BigQuery is a petabyte-scale analytics data warehouse that you can use to run SQL queries over vast amounts of data in near realtime.
Giving a view access to a dataset is also known as creating an authorized view in BigQuery. An authorized view lets you share query results with particular users and groups without giving them access to the underlying tables. You can also use the view's SQL query to restrict the columns (fields) the users are able to query. In this tutorial, you create an authorized view.
Objectives
In this tutorial you:
- Create datasets and apply access controls to them
- Assign access controls to your project
- Create an authorized view that restricts the data users are able to query
Costs
BigQuery is a paid product and you will incur BigQuery usage in this tutorial. BigQuery offers some resources free of charge up to a specific limit. For more information, see BigQuery free operations and free tier.
Before you begin
Before you begin this tutorial, use the Google Cloud Console to create or select a project.
-
Sign in to your Google Account.
If you don't already have one, sign up for a new account.
-
In the Google Cloud Console, on the project selector page, select or create a Google Cloud project.
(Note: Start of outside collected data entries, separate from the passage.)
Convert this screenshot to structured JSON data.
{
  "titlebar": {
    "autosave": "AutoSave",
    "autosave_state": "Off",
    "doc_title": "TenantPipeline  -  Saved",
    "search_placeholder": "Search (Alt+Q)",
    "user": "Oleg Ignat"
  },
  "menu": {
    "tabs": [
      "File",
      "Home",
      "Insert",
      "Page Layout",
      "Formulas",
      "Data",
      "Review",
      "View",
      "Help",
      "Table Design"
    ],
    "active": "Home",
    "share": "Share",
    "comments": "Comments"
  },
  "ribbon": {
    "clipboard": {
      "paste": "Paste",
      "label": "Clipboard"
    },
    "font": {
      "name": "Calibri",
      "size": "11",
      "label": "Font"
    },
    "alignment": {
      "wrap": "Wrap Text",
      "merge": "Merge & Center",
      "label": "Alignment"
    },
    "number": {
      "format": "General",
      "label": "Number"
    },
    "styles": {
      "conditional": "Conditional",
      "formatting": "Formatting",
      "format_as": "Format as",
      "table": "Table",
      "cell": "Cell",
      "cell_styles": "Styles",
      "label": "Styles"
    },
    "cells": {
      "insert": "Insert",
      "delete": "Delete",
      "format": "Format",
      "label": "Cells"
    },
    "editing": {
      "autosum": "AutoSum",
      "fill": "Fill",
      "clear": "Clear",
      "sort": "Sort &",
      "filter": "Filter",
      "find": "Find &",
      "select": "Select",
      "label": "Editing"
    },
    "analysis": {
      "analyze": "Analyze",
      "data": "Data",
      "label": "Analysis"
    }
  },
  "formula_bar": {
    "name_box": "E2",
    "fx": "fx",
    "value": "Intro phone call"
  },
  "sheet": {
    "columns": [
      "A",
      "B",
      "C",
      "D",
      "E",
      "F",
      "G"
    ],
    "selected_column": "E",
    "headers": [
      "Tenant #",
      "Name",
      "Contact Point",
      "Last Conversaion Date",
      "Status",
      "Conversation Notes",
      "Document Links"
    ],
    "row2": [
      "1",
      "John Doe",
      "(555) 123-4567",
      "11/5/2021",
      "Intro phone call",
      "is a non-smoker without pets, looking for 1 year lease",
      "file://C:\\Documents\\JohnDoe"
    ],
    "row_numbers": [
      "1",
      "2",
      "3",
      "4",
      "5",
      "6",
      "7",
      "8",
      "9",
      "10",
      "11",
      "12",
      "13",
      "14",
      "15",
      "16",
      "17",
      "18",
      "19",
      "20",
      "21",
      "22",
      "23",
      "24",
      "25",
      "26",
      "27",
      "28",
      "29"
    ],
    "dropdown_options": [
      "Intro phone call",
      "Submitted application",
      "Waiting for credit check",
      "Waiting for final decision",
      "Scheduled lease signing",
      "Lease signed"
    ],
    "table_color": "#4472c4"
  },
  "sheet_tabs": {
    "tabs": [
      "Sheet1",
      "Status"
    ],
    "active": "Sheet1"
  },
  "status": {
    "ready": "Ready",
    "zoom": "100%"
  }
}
- BigQuery is automatically enabled in new projects. To activate BigQuery in a preexisting project, go to Enable the BigQuery API.
- BigQuery provides a sandbox if you do not want to provide a credit card or enable billing for your project. The steps in this topic work for a project whether or not your project has billing enabled. If you optionally want to enable billing, see Learn how to enable billing.
Introduction
In this tutorial, you create two datasets: one dataset for your source data and a second dataset for your authorized view. You populate the source dataset with data from the GitHub public dataset. You then create a view that queries a table in the source dataset.
After you create your datasets and your view, you assign access controls to the project, to the dataset containing the view, and to the dataset containing the source data.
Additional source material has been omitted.